NOTE: A few people have commented that they needed to restart Fiddler after running the above.
Solution 2:
It's also worth checking whether a certificate generator plugin could be to blame.
In my case, Fiddler was using CertMaker.BCCertMaker
. After uninstalling, reinstalling and reverting to CertEnroll engine
, SSL works again.
- Uninstall Fiddler and all its settings.
- Install the latest version.
- In Confirm Tools -> Telerik Fiddler Options... -> HTTPS, confirm that
CertEnroll engine
performs certificate generation. - On the same dialog, press Actions -> Reset All Certificates as in Chris's answer, accepting all prompts.
- Restart Fiddler.
Solution 3:
I was having the same issue with chrome / fiddler on ubuntu 20.04 not trusting the root certificate. I used the below steps to install fiddler - its a beta 'fiddler everywhere' which seems like its missing a few things that were there in windows version but it does work. Im not sure if this depends on (sudo apt install mono-complete). I tried the full version which did require mono so I definitely have that on my system but think mono is broken. Thinking that fiddler everywhere is somehow self contained.
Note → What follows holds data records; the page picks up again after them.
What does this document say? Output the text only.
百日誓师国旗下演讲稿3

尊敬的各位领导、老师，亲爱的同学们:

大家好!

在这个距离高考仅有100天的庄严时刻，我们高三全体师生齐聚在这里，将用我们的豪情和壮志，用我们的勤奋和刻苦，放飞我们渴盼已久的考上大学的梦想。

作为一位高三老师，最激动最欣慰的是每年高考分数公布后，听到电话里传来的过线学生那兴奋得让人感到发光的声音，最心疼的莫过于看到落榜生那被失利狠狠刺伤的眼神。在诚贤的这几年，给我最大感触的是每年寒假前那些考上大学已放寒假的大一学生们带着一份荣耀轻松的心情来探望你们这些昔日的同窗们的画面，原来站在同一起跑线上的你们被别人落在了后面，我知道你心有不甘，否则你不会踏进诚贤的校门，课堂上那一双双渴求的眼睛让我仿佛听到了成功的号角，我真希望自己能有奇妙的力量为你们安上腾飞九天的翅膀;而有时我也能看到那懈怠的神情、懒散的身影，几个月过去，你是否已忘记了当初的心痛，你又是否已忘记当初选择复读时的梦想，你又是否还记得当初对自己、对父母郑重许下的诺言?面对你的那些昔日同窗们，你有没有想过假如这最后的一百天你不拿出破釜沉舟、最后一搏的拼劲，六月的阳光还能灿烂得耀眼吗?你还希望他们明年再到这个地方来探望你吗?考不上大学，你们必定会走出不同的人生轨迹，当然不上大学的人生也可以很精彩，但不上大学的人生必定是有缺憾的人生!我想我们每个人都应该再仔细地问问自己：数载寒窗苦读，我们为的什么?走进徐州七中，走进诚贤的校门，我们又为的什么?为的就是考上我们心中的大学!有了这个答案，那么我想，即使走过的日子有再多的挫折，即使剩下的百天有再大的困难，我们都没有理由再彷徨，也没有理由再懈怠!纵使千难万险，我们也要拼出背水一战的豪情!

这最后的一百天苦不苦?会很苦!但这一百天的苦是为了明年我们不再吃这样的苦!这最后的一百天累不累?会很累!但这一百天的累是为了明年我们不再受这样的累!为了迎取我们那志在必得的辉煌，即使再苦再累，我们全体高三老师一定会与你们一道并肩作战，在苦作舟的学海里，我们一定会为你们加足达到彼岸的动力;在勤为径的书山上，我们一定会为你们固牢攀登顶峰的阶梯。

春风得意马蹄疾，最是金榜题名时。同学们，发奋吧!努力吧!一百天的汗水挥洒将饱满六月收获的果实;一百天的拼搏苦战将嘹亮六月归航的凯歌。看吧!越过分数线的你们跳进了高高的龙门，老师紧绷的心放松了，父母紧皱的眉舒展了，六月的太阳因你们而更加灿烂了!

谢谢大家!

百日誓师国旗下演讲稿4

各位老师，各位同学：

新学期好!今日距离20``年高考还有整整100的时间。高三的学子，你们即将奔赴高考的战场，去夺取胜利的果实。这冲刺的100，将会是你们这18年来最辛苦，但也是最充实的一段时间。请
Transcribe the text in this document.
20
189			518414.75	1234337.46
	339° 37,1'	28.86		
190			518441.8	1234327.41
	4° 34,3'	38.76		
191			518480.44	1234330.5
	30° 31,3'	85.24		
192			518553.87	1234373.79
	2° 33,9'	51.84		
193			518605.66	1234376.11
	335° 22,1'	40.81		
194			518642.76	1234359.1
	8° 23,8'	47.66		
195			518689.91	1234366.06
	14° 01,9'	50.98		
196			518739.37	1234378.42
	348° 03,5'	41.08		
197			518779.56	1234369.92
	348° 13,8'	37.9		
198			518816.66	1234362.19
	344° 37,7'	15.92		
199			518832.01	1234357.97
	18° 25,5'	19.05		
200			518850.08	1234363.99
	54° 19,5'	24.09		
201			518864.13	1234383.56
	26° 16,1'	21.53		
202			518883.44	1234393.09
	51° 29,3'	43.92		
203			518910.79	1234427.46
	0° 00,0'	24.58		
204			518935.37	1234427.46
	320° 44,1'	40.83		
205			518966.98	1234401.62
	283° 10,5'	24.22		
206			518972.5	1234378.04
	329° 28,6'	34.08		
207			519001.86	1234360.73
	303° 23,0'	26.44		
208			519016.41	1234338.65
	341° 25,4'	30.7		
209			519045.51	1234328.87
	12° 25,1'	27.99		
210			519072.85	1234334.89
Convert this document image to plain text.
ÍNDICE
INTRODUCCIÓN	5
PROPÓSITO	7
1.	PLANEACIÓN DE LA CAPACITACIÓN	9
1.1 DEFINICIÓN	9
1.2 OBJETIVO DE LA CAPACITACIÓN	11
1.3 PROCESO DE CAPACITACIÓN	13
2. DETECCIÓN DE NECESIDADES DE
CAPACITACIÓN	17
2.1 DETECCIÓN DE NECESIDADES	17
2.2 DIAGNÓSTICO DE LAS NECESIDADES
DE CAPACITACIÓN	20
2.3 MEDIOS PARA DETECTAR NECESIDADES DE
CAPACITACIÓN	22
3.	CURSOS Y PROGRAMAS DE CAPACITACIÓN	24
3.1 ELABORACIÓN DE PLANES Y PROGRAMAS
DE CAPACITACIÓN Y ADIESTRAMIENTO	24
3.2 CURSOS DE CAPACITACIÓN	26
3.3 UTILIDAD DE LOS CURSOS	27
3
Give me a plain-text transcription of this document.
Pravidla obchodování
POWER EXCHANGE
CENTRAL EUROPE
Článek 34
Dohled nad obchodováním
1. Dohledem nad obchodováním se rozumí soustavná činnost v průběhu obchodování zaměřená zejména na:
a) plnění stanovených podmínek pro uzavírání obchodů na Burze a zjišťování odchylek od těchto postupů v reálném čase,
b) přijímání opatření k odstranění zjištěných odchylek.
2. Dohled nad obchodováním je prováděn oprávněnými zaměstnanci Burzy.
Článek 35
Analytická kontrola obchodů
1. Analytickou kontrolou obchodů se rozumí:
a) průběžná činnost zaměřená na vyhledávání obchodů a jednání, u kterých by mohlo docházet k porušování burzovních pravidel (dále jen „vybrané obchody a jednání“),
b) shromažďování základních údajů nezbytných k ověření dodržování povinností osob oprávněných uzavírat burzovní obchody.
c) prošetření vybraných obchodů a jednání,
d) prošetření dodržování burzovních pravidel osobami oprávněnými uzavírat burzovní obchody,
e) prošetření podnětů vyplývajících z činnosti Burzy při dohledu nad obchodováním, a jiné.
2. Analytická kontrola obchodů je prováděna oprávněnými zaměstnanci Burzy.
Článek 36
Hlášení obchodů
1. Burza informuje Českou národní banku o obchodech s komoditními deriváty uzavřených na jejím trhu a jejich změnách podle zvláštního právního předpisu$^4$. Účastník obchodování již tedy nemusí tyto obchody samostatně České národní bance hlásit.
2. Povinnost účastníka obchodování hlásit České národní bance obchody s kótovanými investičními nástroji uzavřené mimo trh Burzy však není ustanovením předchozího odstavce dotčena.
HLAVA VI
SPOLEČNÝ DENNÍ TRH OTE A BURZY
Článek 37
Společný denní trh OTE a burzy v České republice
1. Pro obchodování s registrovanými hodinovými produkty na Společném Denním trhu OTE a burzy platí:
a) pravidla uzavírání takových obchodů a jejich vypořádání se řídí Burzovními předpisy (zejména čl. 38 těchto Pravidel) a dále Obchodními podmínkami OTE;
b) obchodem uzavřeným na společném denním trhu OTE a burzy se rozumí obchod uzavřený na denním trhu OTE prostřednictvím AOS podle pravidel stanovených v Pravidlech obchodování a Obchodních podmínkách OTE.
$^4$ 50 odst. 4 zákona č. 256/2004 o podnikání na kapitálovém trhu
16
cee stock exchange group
download https://www.telerik.com/fiddler-everywhere/insiders
chmod a+x fiddler-everywhere-insiders.AppImage
- ./fiddler-everywhere-insiders.AppImage
I exported the certificate from fiddler options/https as crt (extensions for certs are confusing but I think this really is an x509 ssl certificate). To import to chrome I searched settings for 'manage certificates'. There are a bunch of tabs in that section and you have to select the authorities tab. I literally wasted an hour or more because I didn't see the tabs and was trying to import via the default 'your certificates' tab. Once I imported in the right place I was able to browse https traffic and fiddler everywhere could decrypt it.
Solution 4:
Adding to the answer by @chris, make sure that you connected your device in my case, my phone, to fiddler after clearing the certificates. Otherwise, it will still have older certificates and will not get new ones.